At a glance
NEXT AI commissions independent, third-party web-application penetration tests at least annually. The latest engagement (Cacilian LLC, December 2024) concluded the NEXT web application demonstrated a STRONG SECURITY POSTURE. A customer briefing note is available. Findings—if any—are tracked and remediated under NEXT’s vulnerability SLAs.
What is tested
Scope: Production web application & APIs, authentication/authorization flows, input handling and injection risks, server-side request behaviors, access controls, and other common web weaknesses. Testing is point-in-time and follows a structured methodology.
Methodology: Based on OWASP Web Security Testing Guide (WSTG) plus coverage of MITRE CWE Top 25 weaknesses, supplemented by the tester’s procedures.
How pentest findings are handled (SLA overview)
If a pentest ever identifies issues, NEXT AI logs and tracks them to closure with defined SLAs: Critical (24h), High (3 days), Medium (1 month), Low (best efforts). Exceptions require compensating controls and Security Officer approval; closure requires validation and deployment planning. Records are retained for 5 years.
Continuous security checks (complements to penetration testing)
Outside formal pentests, NEXT AI runs automated vulnerability scanning (e.g., AWS Inspector) and tracks findings centrally—these controls complement but do not replace the annual third-party pentest.
Standards & guidance: Test design aligns with NIST SP 800-115 principles for technical security testing.
Related topics
FAQ
Q: How often does NEXT AI run penetration tests?
At least annually, using an independent third party. Ongoing engagements may occur more frequently based on risk.
Q: Who performed the latest pentest and when?
Cacilian LLC in December 2024; the application was concluded to demonstrate STRONG SECURITY POSTURE.
Q: Can customers see the results of pentests?
Yes. A customer briefing note from the latest pentest is available upon request.
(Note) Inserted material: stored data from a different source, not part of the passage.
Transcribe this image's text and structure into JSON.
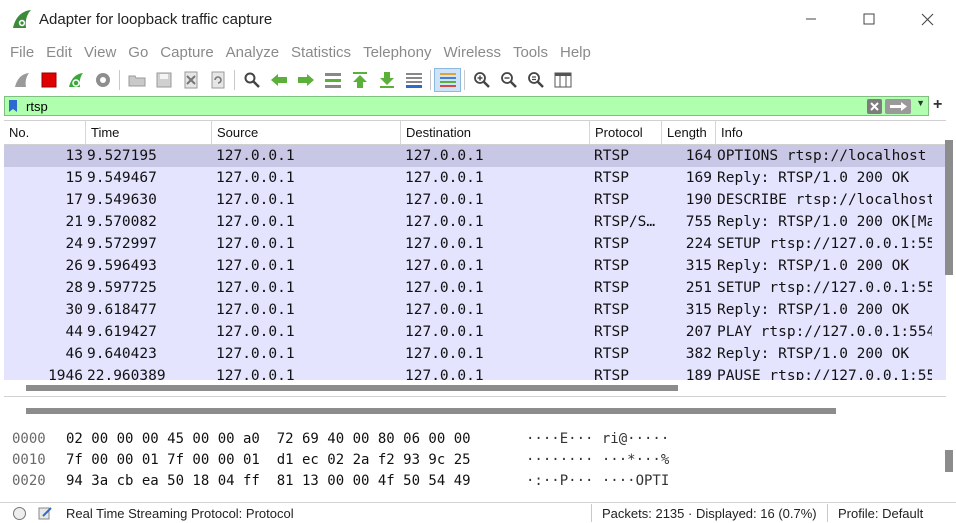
{
  "window": {
    "title": "Adapter for loopback traffic capture",
    "icon": "wireshark-shark-fin-icon",
    "controls": [
      "minimize-icon",
      "maximize-icon",
      "close-icon"
    ]
  },
  "menu": [
    "File",
    "Edit",
    "View",
    "Go",
    "Capture",
    "Analyze",
    "Statistics",
    "Telephony",
    "Wireless",
    "Tools",
    "Help"
  ],
  "toolbar_icons": [
    "start-capture-icon",
    "stop-capture-icon",
    "restart-capture-icon",
    "capture-options-icon",
    "open-file-icon",
    "save-file-icon",
    "close-file-icon",
    "reload-file-icon",
    "find-packet-icon",
    "go-back-icon",
    "go-forward-icon",
    "go-to-packet-icon",
    "first-packet-icon",
    "last-packet-icon",
    "autoscroll-icon",
    "colorize-icon",
    "zoom-in-icon",
    "zoom-out-icon",
    "normal-size-icon",
    "resize-columns-icon"
  ],
  "filter": {
    "value": "rtsp",
    "background": "#afffaf"
  },
  "columns": {
    "no": "No.",
    "time": "Time",
    "source": "Source",
    "destination": "Destination",
    "protocol": "Protocol",
    "length": "Length",
    "info": "Info"
  },
  "packets": [
    {
      "no": "13",
      "time": "9.527195",
      "source": "127.0.0.1",
      "destination": "127.0.0.1",
      "protocol": "RTSP",
      "length": "164",
      "info": "OPTIONS rtsp://localhost"
    },
    {
      "no": "15",
      "time": "9.549467",
      "source": "127.0.0.1",
      "destination": "127.0.0.1",
      "protocol": "RTSP",
      "length": "169",
      "info": "Reply: RTSP/1.0 200 OK"
    },
    {
      "no": "17",
      "time": "9.549630",
      "source": "127.0.0.1",
      "destination": "127.0.0.1",
      "protocol": "RTSP",
      "length": "190",
      "info": "DESCRIBE rtsp://localhost"
    },
    {
      "no": "21",
      "time": "9.570082",
      "source": "127.0.0.1",
      "destination": "127.0.0.1",
      "protocol": "RTSP/S…",
      "length": "755",
      "info": "Reply: RTSP/1.0 200 OK[Ma"
    },
    {
      "no": "24",
      "time": "9.572997",
      "source": "127.0.0.1",
      "destination": "127.0.0.1",
      "protocol": "RTSP",
      "length": "224",
      "info": "SETUP rtsp://127.0.0.1:55"
    },
    {
      "no": "26",
      "time": "9.596493",
      "source": "127.0.0.1",
      "destination": "127.0.0.1",
      "protocol": "RTSP",
      "length": "315",
      "info": "Reply: RTSP/1.0 200 OK"
    },
    {
      "no": "28",
      "time": "9.597725",
      "source": "127.0.0.1",
      "destination": "127.0.0.1",
      "protocol": "RTSP",
      "length": "251",
      "info": "SETUP rtsp://127.0.0.1:55"
    },
    {
      "no": "30",
      "time": "9.618477",
      "source": "127.0.0.1",
      "destination": "127.0.0.1",
      "protocol": "RTSP",
      "length": "315",
      "info": "Reply: RTSP/1.0 200 OK"
    },
    {
      "no": "44",
      "time": "9.619427",
      "source": "127.0.0.1",
      "destination": "127.0.0.1",
      "protocol": "RTSP",
      "length": "207",
      "info": "PLAY rtsp://127.0.0.1:554"
    },
    {
      "no": "46",
      "time": "9.640423",
      "source": "127.0.0.1",
      "destination": "127.0.0.1",
      "protocol": "RTSP",
      "length": "382",
      "info": "Reply: RTSP/1.0 200 OK"
    },
    {
      "no": "1946",
      "time": "22.960389",
      "source": "127.0.0.1",
      "destination": "127.0.0.1",
      "protocol": "RTSP",
      "length": "189",
      "info": "PAUSE rtsp://127.0.0.1:55"
    }
  ],
  "selected_packet": "13",
  "row_color": "#e4e4ff",
  "selected_row_color": "#c8c8e6",
  "bytes": [
    {
      "offset": "0000",
      "hex": "02 00 00 00 45 00 00 a0  72 69 40 00 80 06 00 00",
      "ascii": "····E··· ri@·····"
    },
    {
      "offset": "0010",
      "hex": "7f 00 00 01 7f 00 00 01  d1 ec 02 2a f2 93 9c 25",
      "ascii": "········ ···*···%"
    },
    {
      "offset": "0020",
      "hex": "94 3a cb ea 50 18 04 ff  81 13 00 00 4f 50 54 49",
      "ascii": "·:··P··· ····OPTI"
    }
  ],
  "status": {
    "field": "Real Time Streaming Protocol: Protocol",
    "packets": "Packets: 2135 · Displayed: 16 (0.7%)",
    "profile": "Profile: Default"
  }
}
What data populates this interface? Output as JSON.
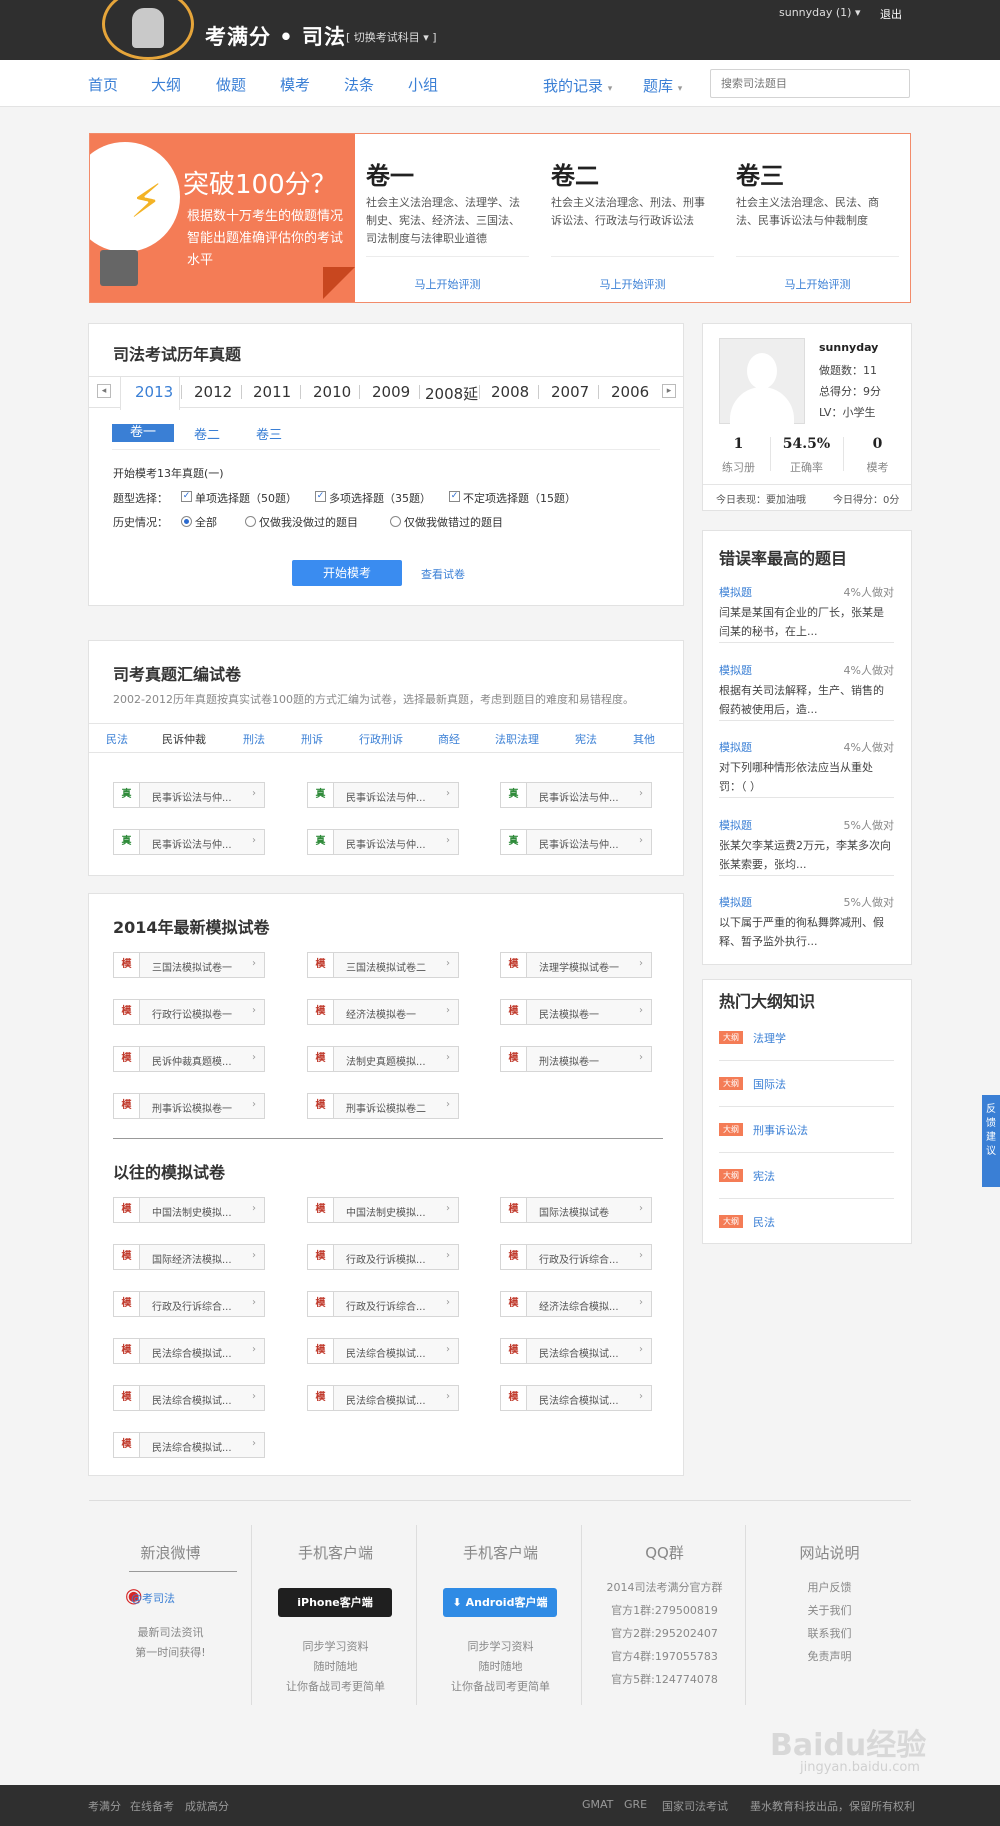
{
  "header": {
    "brand": "考满分",
    "brand_sub": "司法",
    "switch": "[ 切换考试科目 ▾ ]",
    "user": "sunnyday  (1)  ▾",
    "logout": "退出"
  },
  "nav": {
    "items": [
      "首页",
      "大纲",
      "做题",
      "模考",
      "法条",
      "小组"
    ],
    "my_record": "我的记录",
    "bank": "题库",
    "search_placeholder": "搜索司法题目"
  },
  "banner": {
    "title": "突破100分？",
    "text": "根据数十万考生的做题情况智能出题准确评估你的考试水平",
    "volumes": [
      {
        "title": "卷一",
        "desc": "社会主义法治理念、法理学、法制史、宪法、经济法、三国法、司法制度与法律职业道德",
        "link": "马上开始评测"
      },
      {
        "title": "卷二",
        "desc": "社会主义法治理念、刑法、刑事诉讼法、行政法与行政诉讼法",
        "link": "马上开始评测"
      },
      {
        "title": "卷三",
        "desc": "社会主义法治理念、民法、商法、民事诉讼法与仲裁制度",
        "link": "马上开始评测"
      }
    ]
  },
  "history": {
    "title": "司法考试历年真题",
    "years": [
      "2013",
      "2012",
      "2011",
      "2010",
      "2009",
      "2008延",
      "2008",
      "2007",
      "2006"
    ],
    "vol_tabs": [
      "卷一",
      "卷二",
      "卷三"
    ],
    "start_label": "开始模考13年真题(一)",
    "type_label": "题型选择：",
    "types": [
      "单项选择题（50题）",
      "多项选择题（35题）",
      "不定项选择题（15题）"
    ],
    "history_label": "历史情况：",
    "history_opts": [
      "全部",
      "仅做我没做过的题目",
      "仅做我做错过的题目"
    ],
    "start_btn": "开始模考",
    "view_link": "查看试卷"
  },
  "collection": {
    "title": "司考真题汇编试卷",
    "desc": "2002-2012历年真题按真实试卷100题的方式汇编为试卷，选择最新真题，考虑到题目的难度和易错程度。",
    "tabs": [
      "民法",
      "民诉仲裁",
      "刑法",
      "刑诉",
      "行政刑诉",
      "商经",
      "法职法理",
      "宪法",
      "其他"
    ],
    "tag": "真",
    "papers": [
      "民事诉讼法与仲...",
      "民事诉讼法与仲...",
      "民事诉讼法与仲...",
      "民事诉讼法与仲...",
      "民事诉讼法与仲...",
      "民事诉讼法与仲..."
    ]
  },
  "mock": {
    "title": "2014年最新模拟试卷",
    "tag": "模",
    "papers": [
      "三国法模拟试卷一",
      "三国法模拟试卷二",
      "法理学模拟试卷一",
      "行政行讼模拟卷一",
      "经济法模拟卷一",
      "民法模拟卷一",
      "民诉仲裁真题模...",
      "法制史真题模拟...",
      "刑法模拟卷一",
      "刑事诉讼模拟卷一",
      "刑事诉讼模拟卷二"
    ],
    "old_title": "以往的模拟试卷",
    "old_papers": [
      "中国法制史模拟...",
      "中国法制史模拟...",
      "国际法模拟试卷",
      "国际经济法模拟...",
      "行政及行诉模拟...",
      "行政及行诉综合...",
      "行政及行诉综合...",
      "行政及行诉综合...",
      "经济法综合模拟...",
      "民法综合模拟试...",
      "民法综合模拟试...",
      "民法综合模拟试...",
      "民法综合模拟试...",
      "民法综合模拟试...",
      "民法综合模拟试...",
      "民法综合模拟试..."
    ]
  },
  "profile": {
    "name": "sunnyday",
    "done": "做题数：11",
    "score": "总得分：9分",
    "level": "LV：小学生",
    "stats": [
      {
        "n": "1",
        "l": "练习册"
      },
      {
        "n": "54.5%",
        "l": "正确率"
      },
      {
        "n": "0",
        "l": "模考"
      }
    ],
    "today1": "今日表现：要加油哦",
    "today2": "今日得分：0分"
  },
  "errors": {
    "title": "错误率最高的题目",
    "items": [
      {
        "tag": "模拟题",
        "rate": "4%人做对",
        "text": "闫某是某国有企业的厂长，张某是闫某的秘书，在上..."
      },
      {
        "tag": "模拟题",
        "rate": "4%人做对",
        "text": "根据有关司法解释，生产、销售的假药被使用后，造..."
      },
      {
        "tag": "模拟题",
        "rate": "4%人做对",
        "text": "对下列哪种情形依法应当从重处罚：（ ）"
      },
      {
        "tag": "模拟题",
        "rate": "5%人做对",
        "text": "张某欠李某运费2万元，李某多次向张某索要，张均..."
      },
      {
        "tag": "模拟题",
        "rate": "5%人做对",
        "text": "以下属于严重的徇私舞弊减刑、假释、暂予监外执行..."
      }
    ]
  },
  "hot": {
    "title": "热门大纲知识",
    "tag": "大纲",
    "items": [
      "法理学",
      "国际法",
      "刑事诉讼法",
      "宪法",
      "民法"
    ]
  },
  "footer": {
    "weibo": {
      "title": "新浪微博",
      "handle": "@考司法",
      "l1": "最新司法资讯",
      "l2": "第一时间获得!"
    },
    "iphone": {
      "title": "手机客户端",
      "btn": "iPhone客户端",
      "l1": "同步学习资料",
      "l2": "随时随地",
      "l3": "让你备战司考更简单"
    },
    "android": {
      "title": "手机客户端",
      "btn": "Android客户端",
      "l1": "同步学习资料",
      "l2": "随时随地",
      "l3": "让你备战司考更简单"
    },
    "qq": {
      "title": "QQ群",
      "lines": [
        "2014司法考满分官方群",
        "官方1群:279500819",
        "官方2群:295202407",
        "官方4群:197055783",
        "官方5群:124774078"
      ]
    },
    "site": {
      "title": "网站说明",
      "lines": [
        "用户反馈",
        "关于我们",
        "联系我们",
        "免责声明"
      ]
    }
  },
  "bottom": {
    "left": [
      "考满分",
      "在线备考",
      "成就高分"
    ],
    "right": [
      "GMAT",
      "GRE",
      "国家司法考试",
      "墨水教育科技出品，保留所有权利"
    ]
  },
  "feedback": "反馈建议",
  "watermark": {
    "brand": "Baidu经验",
    "url": "jingyan.baidu.com"
  }
}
Q: What methodologies guide the tests?
Tests follow the OWASP Web Security Testing Guide and consider the MITRE CWE Top 25 software weaknesses.
Q: How are issues prioritized and fixed?
NEXT AI applies documented SLAs (Critical 24h, High 3 days, Medium 1 month, Low best efforts) with validation and closure tracking. Exceptions need compensating controls and approval.
Q: Does NEXT AI also run scanners during the year?
Yes. Automated scanning (e.g., AWS Inspector) complements manual pentesting and feeds the same remediation workflow.
Q: Does pentesting cover APIs as well as the web app?
Yes—application APIs and auth/authorization flows are in scope during web-app pentests.
Q: What standard frames your testing approach?
The overall approach aligns with NIST SP 800-115 for technical security testing and assessment.